W Bałtyku odkryto śledzie, które polują. To skarb dla rybaków
Sałaka - tak nazywa się żyjący w Morzu Bałtyckim podgatunek śledzia atlantyckiego, czyli śledzia oceanicznego, a zatem ryby rozpowszechnionej od wód arktycznych po Europę. Wszystkie te śledzie tworzą ławice żywiące się planktonem. Tymczasem szwedzcy naukowcy z Uniwersytetu w Uppsali odkryli grupę bałtyckich śledzi, które stały się drapieżnikami. "Ewolucja dzieje się na naszych oczach" - komentują. Pod pewnym względem gatunek ten może być dużo cenniejszy dla rybaków.
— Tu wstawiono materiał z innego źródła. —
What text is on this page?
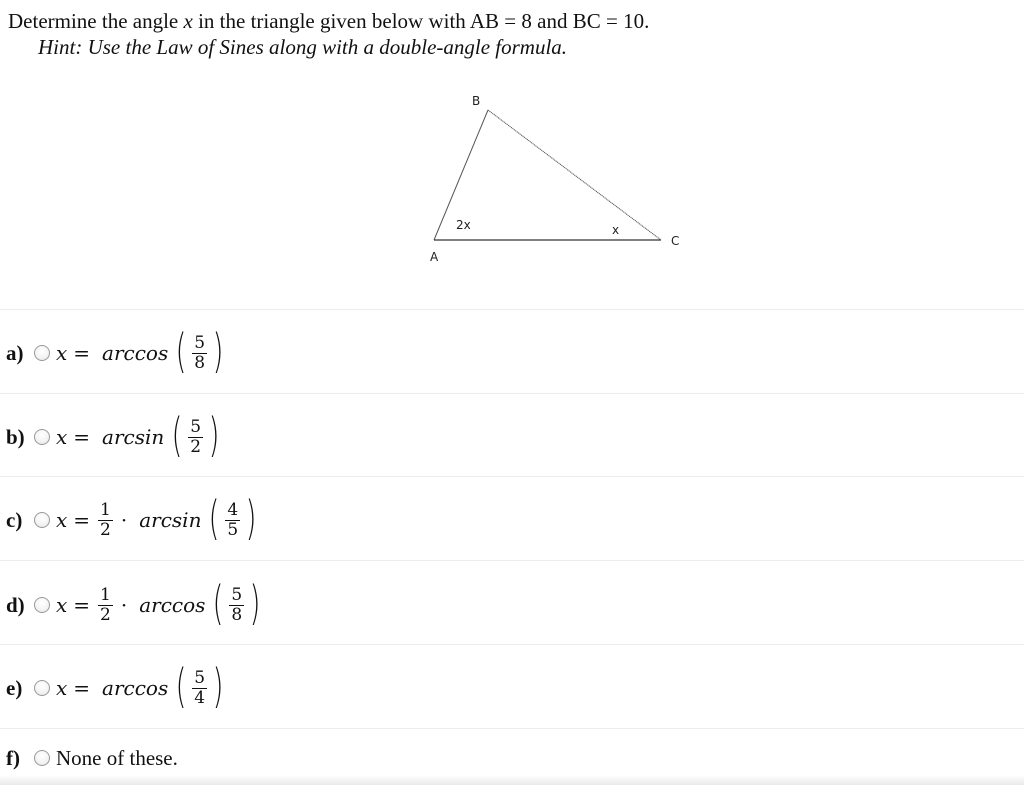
Determine the angle x in the triangle given below with AB = 8 and BC = 10.
Hint: Use the Law of Sines along with a double-angle formula.
B
A
C
2x	x
a)	x = arccos ( $\frac{5}{8}$ )
b)	x = arcsin ( $\frac{5}{2}$ )
c)	$x = \frac{1}{2} \cdot \arcsin$ ( $\frac{4}{5}$ )
d)	$x = \frac{1}{2} \cdot \arccos$ ( $\frac{5}{8}$ )
e)	x = arccos ( $\frac{5}{4}$ )
f)	None of these.
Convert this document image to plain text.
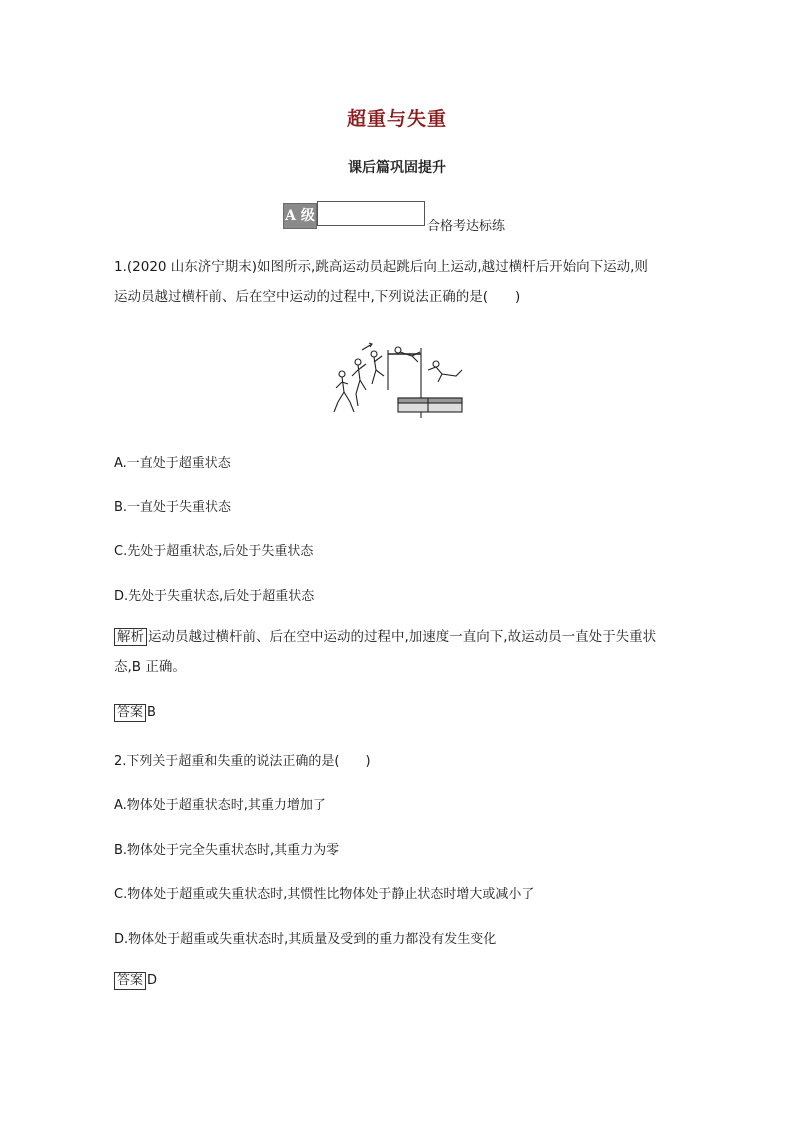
超重与失重
课后篇巩固提升
A 级
合格考达标练
1.(2020 山东济宁期末)如图所示,跳高运动员起跳后向上运动,越过横杆后开始向下运动,则
运动员越过横杆前、后在空中运动的过程中,下列说法正确的是(　　)
A.一直处于超重状态
B.一直处于失重状态
C.先处于超重状态,后处于失重状态
D.先处于失重状态,后处于超重状态
解析 运动员越过横杆前、后在空中运动的过程中,加速度一直向下,故运动员一直处于失重状
态,B 正确。
答案 B
2.下列关于超重和失重的说法正确的是(　　)
A.物体处于超重状态时,其重力增加了
B.物体处于完全失重状态时,其重力为零
C.物体处于超重或失重状态时,其惯性比物体处于静止状态时增大或减小了
D.物体处于超重或失重状态时,其质量及受到的重力都没有发生变化
答案 D
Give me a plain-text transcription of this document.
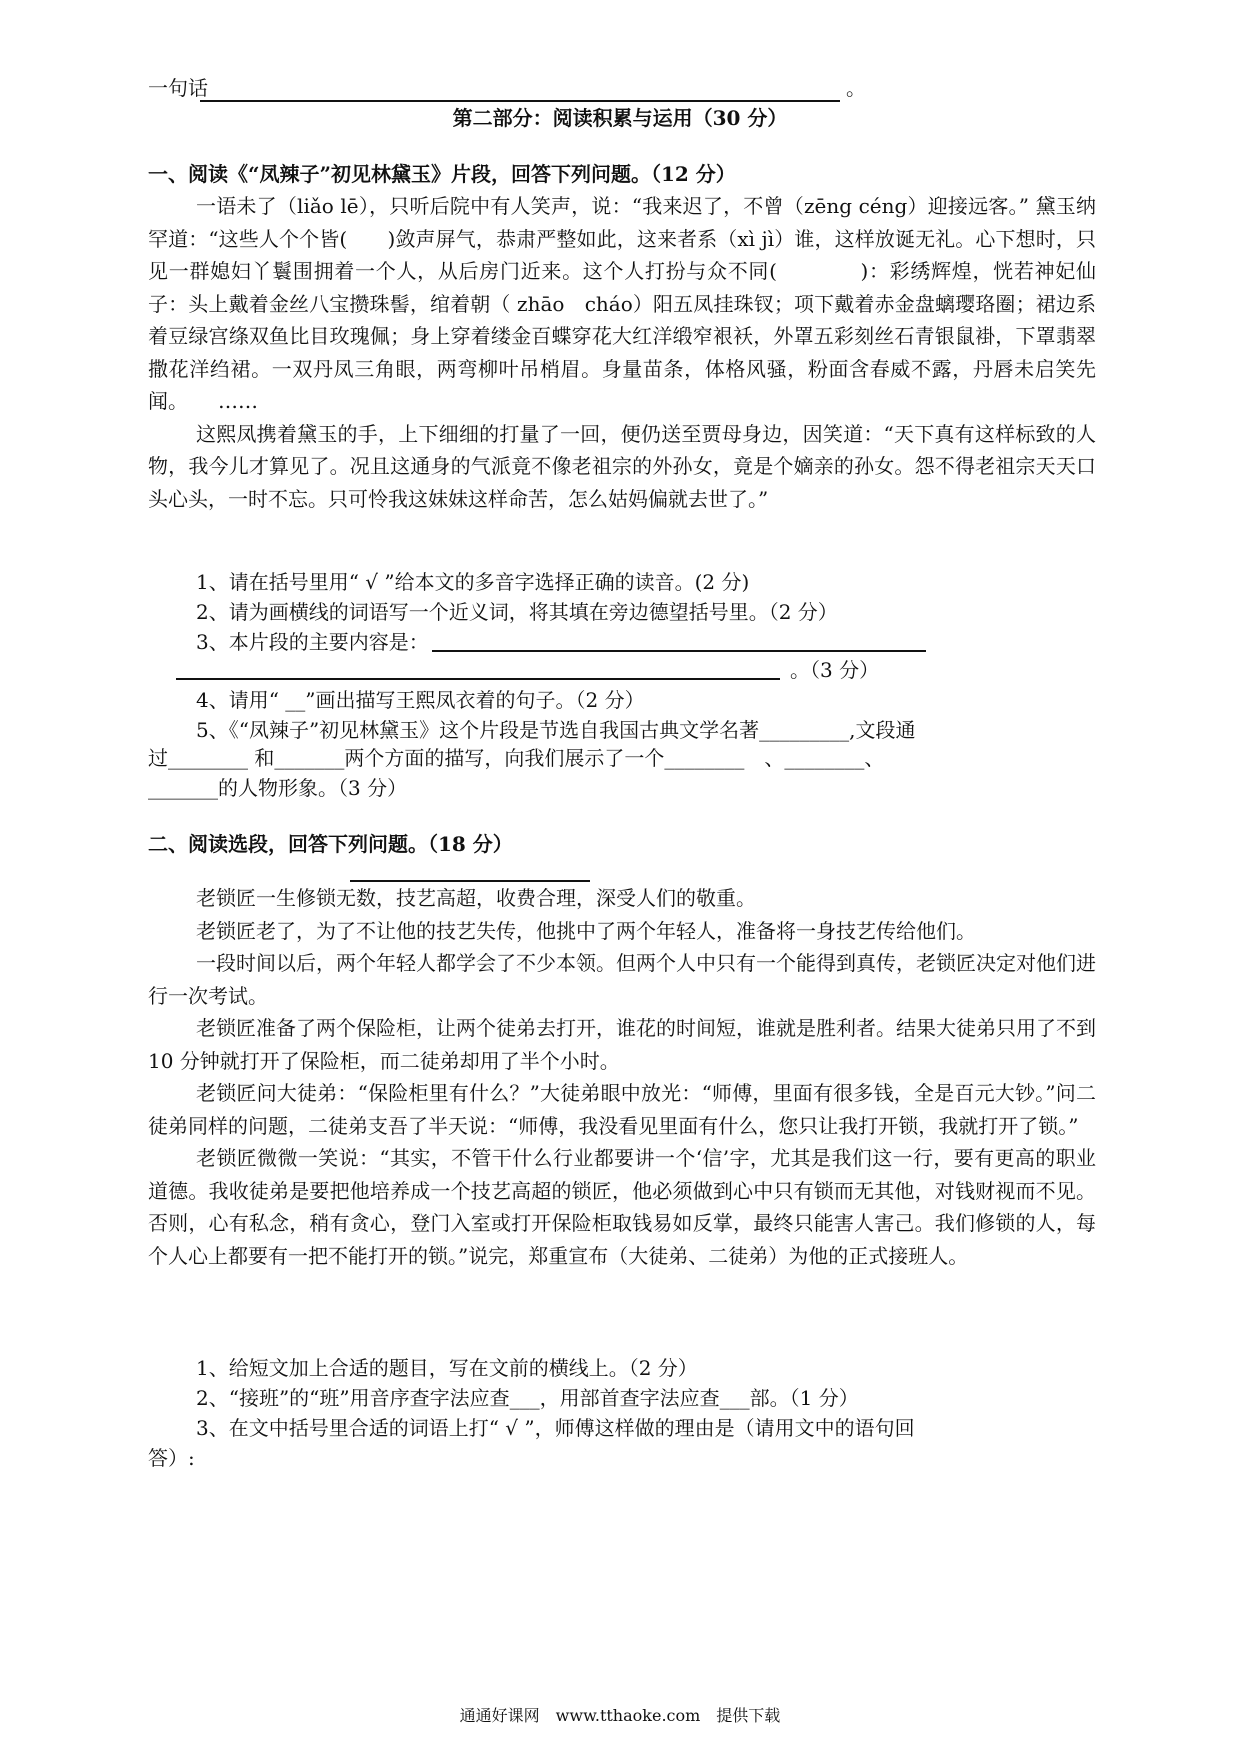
一句话	。
第二部分：阅读积累与运用（30 分）
一、阅读《“凤辣子”初见林黛玉》片段，回答下列问题。（12 分）

一语未了（liǎo lē），只听后院中有人笑声，说：“我来迟了，不曾（zēng céng）迎接远客。” 黛玉纳罕道：“这些人个个皆(　　)敛声屏气，恭肃严整如此，这来者系（xì jì）谁，这样放诞无礼。心下想时，只见一群媳妇丫鬟围拥着一个人，从后房门近来。这个人打扮与众不同(　　　　)：彩绣辉煌，恍若神妃仙子：头上戴着金丝八宝攒珠髻，绾着朝（ zhāo　cháo）阳五凤挂珠钗；项下戴着赤金盘螭璎珞圈；裙边系着豆绿宫绦双鱼比目玫瑰佩；身上穿着缕金百蝶穿花大红洋缎窄裉袄，外罩五彩刻丝石青银鼠褂，下罩翡翠撒花洋绉裙。一双丹凤三角眼，两弯柳叶吊梢眉。身量苗条，体格风骚，粉面含春威不露，丹唇未启笑先闻。　　……

这熙凤携着黛玉的手，上下细细的打量了一回，便仍送至贾母身边，因笑道：“天下真有这样标致的人物，我今儿才算见了。况且这通身的气派竟不像老祖宗的外孙女，竟是个嫡亲的孙女。怨不得老祖宗天天口头心头，一时不忘。只可怜我这妹妹这样命苦，怎么姑妈偏就去世了。”

1、请在括号里用“ √ ”给本文的多音字选择正确的读音。(2 分)
2、请为画横线的词语写一个近义词，将其填在旁边德望括号里。（2 分）
3、本片段的主要内容是：
。（3 分）
4、请用“ __”画出描写王熙凤衣着的句子。（2 分）
5、《“凤辣子”初见林黛玉》这个片段是节选自我国古典文学名著_________,文段通
过________ 和_______两个方面的描写，向我们展示了一个________　、________、
_______的人物形象。（3 分）
二、阅读选段，回答下列问题。（18 分）

老锁匠一生修锁无数，技艺高超，收费合理，深受人们的敬重。

老锁匠老了，为了不让他的技艺失传，他挑中了两个年轻人，准备将一身技艺传给他们。

一段时间以后，两个年轻人都学会了不少本领。但两个人中只有一个能得到真传，老锁匠决定对他们进行一次考试。

老锁匠准备了两个保险柜，让两个徒弟去打开，谁花的时间短，谁就是胜利者。结果大徒弟只用了不到 10 分钟就打开了保险柜，而二徒弟却用了半个小时。

老锁匠问大徒弟：“保险柜里有什么？”大徒弟眼中放光：“师傅，里面有很多钱，全是百元大钞。”问二徒弟同样的问题，二徒弟支吾了半天说：“师傅，我没看见里面有什么，您只让我打开锁，我就打开了锁。”

老锁匠微微一笑说：“其实，不管干什么行业都要讲一个‘信’字，尤其是我们这一行，要有更高的职业道德。我收徒弟是要把他培养成一个技艺高超的锁匠，他必须做到心中只有锁而无其他，对钱财视而不见。否则，心有私念，稍有贪心，登门入室或打开保险柜取钱易如反掌，最终只能害人害己。我们修锁的人，每个人心上都要有一把不能打开的锁。”说完，郑重宣布（大徒弟、二徒弟）为他的正式接班人。

1、给短文加上合适的题目，写在文前的横线上。（2 分）
2、“接班”的“班”用音序查字法应查___，用部首查字法应查___部。（1 分）
3、在文中括号里合适的词语上打“ √ ”，师傅这样做的理由是（请用文中的语句回
答）:
通通好课网　www.tthaoke.com　提供下载
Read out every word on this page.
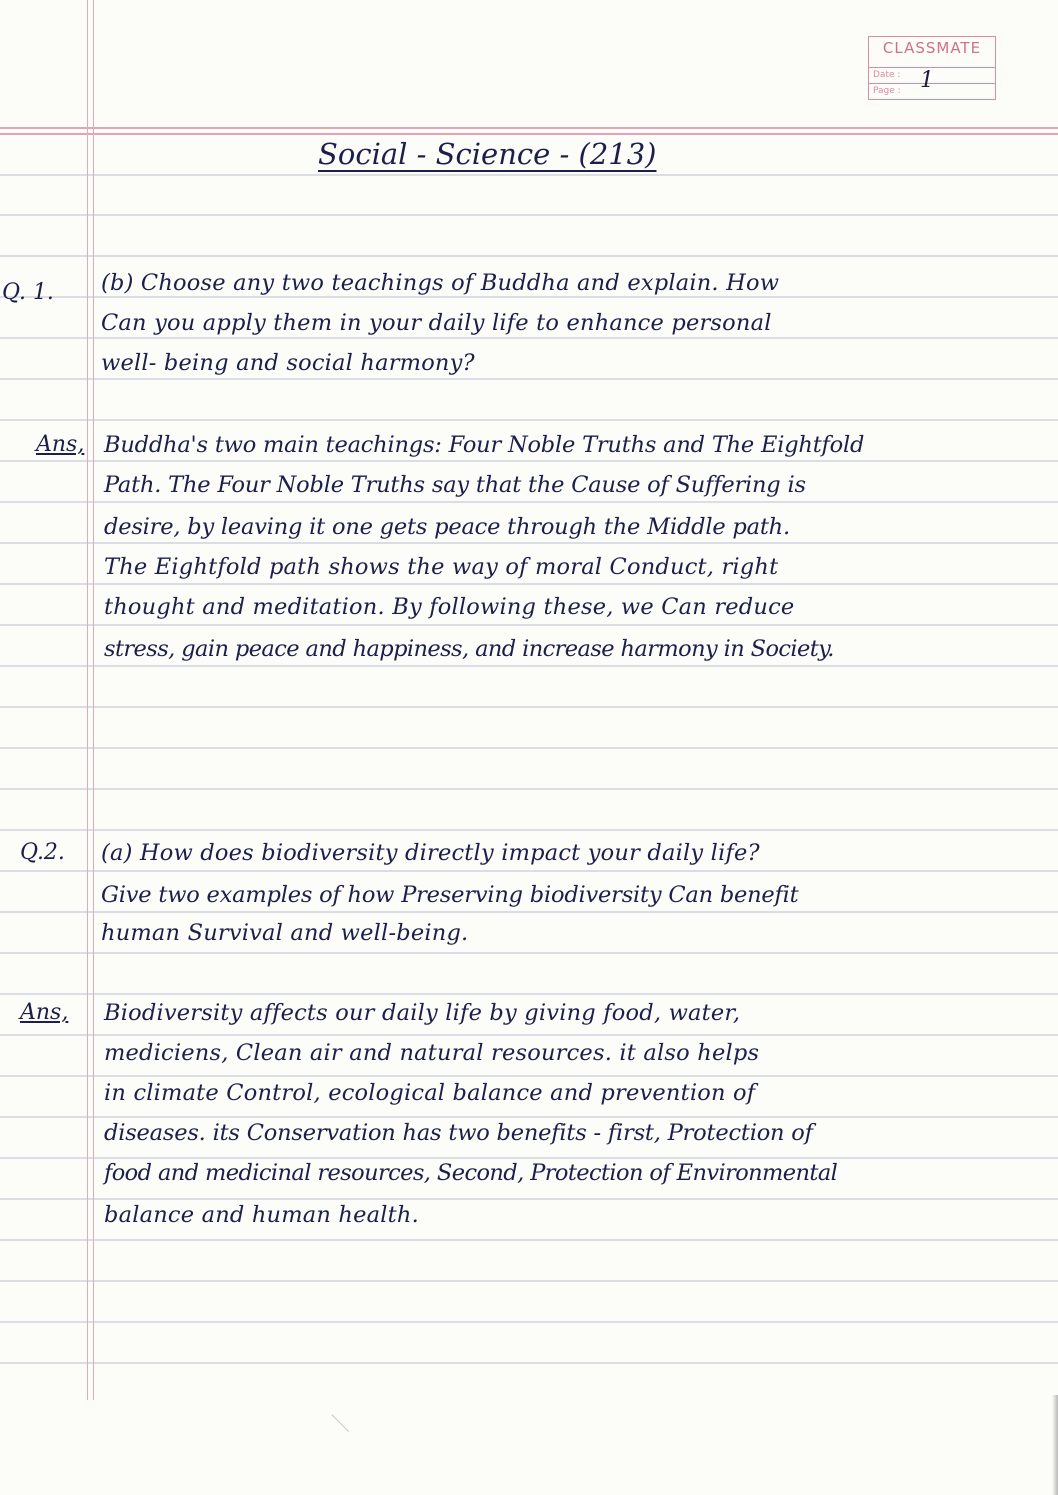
CLASSMATE
Date :
Page : 1
Social - Science - (213)
Q. 1. (b) Choose any two teachings of Buddha and explain. How
Can you apply them in your daily life to enhance personal
well- being and social harmony?
Ans, Buddha's two main teachings: Four Noble Truths and The Eightfold
Path. The Four Noble Truths say that the Cause of Suffering is
desire, by leaving it one gets peace through the Middle path.
The Eightfold path shows the way of moral Conduct, right
thought and meditation. By following these, we Can reduce
stress, gain peace and happiness, and increase harmony in Society.
Q.2. (a) How does biodiversity directly impact your daily life?
Give two examples of how Preserving biodiversity Can benefit
human Survival and well-being.
Ans, Biodiversity affects our daily life by giving food, water,
mediciens, Clean air and natural resources. it also helps
in climate Control, ecological balance and prevention of
diseases. its Conservation has two benefits - first, Protection of
food and medicinal resources, Second, Protection of Environmental
balance and human health.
Śledzie to ryby uważane dotąd za typowych planktonożerców. Wędrują po oceanach i morzach w poszukiwaniu tego drobnego pokarmu, na który składają się larwy morskich bezkręgowców np. małży czy skorupiaków, rybie jaja. Ławice śledzi są tak ogromne, że, aby zgromadzić dość podobnego pokarmu, muszą się wciąż przemieszczać.
Może to jest powodem zmian ewolucyjnych zachodzących wśród tych ryb i odkrytych przez Szwedów z Uniwersytetu w Uppsali? Badali oni śledzie żyjące w Bałtyku. Tutejsze ryby należą do podgatunku Clupea harengus membras znanego jako sałaka.
Sałaki to podgatunek śledzia oceanicznego zamieszkującego Ocean Atlantycki i Arktyczny. W swych migracjach na południu dociera do Cape Cod na wschodnim wybrzeżu Stanów Zjednoczonych, do Azorów, Wsyp Kanaryjskich i Półwyspu Pirenejskiego oraz Gibraltaru. Na Morze Śródziemne nie wpływa, a w innych wodach jak Pacyfik, Ocean Indyjski i inne żyją gatunki pokrewne.
Śledziami niekiedy nazywa się ryby należące do innych rodzajów, np. alozę zwaną złotośledziem, żyjącą u północnoamerykańskich brzegów Atlantyku, a także śledzika patagońskiego z południowego Atlantyku czy alozę czarnomorską z Morza Czarnego.
Śledzie dotąd żywiły się planktonem
Żaden z nich nie był drapieżnikiem, wszystkie pożywiały się planktonem. Tymczasem teraz mamy do czynienia ze śledziem zwanym Slåttersill, który w toku ewolucji przeszedł przemianę czyniącą z niego łowcę. Badania na ten temat publikuje "Nature".
Czytamy w nim, że część populacji śledzi ewoluowało po skolonizowaniu Morza Bałtyckiego w ciągu ostatnich 8 tys. lat po zlodowaceniu. Stały się zwierzętami rybożernymi.
Ekotyp rybożerny rośnie szybciej i jest znacznie większy i mniej liczny niż zooplanktonożerny śledź bałtycki. Ta ekspansja śledzia w nowej niszy pokarmowej w stosunkowo młodym Morzu Bałtyckim sugeruje, że pusta przestrzeń jest kluczowa dla ewolucji bioróżnorodności.
Chodzi o to, że śledzie oceaniczne na innych obszarach Atlantyku i przyległych do niego akwenów napotykały wiele innych ryb wyspecjalizowanych w drapieżnictwie. Ta nisza była w Atlantyku, Oceanie Arktycznym czy np. Morzu Norweskim albo Północnym dawno zajęta.
W Bałtyku nie jest. Bardzo młode i zamknięte oraz płytkie morze, jakim jest Bałtyk wykształciło inne warunki i inne zasady rywalizacji gatunków, a śledź bałtycki się do nich dostosowuje. To właśnie Szwedzi nazywają "ewolucją rozgrywającą się na naszych oczach".
Szwedzcy naukowcy z Uppsali odkryli dwie populacje takich śledzi w północnej części Bałtyku, niedaleko Sztokholmu. Wszystkie mają wyraźne zmiany na skrzelach i w okolicach pyska, które nie występują u ryb planktonożernych. To zapewne uszkodzenia wynikające z polowania na inne ryby i walki z nimi.
Co ciekawe, te drapieżne śledzie mają w ciele więcej tłuszczu, co znaczy, że są lepiej odżywione. Wchłaniają też mniej toksyn niż ryby żywiące się planktonem. To ważna wiadomość także z punktu widzenia rybołówstwa, mamy bowiem do czynienia z rybą cenniejszą i smaczniejszą.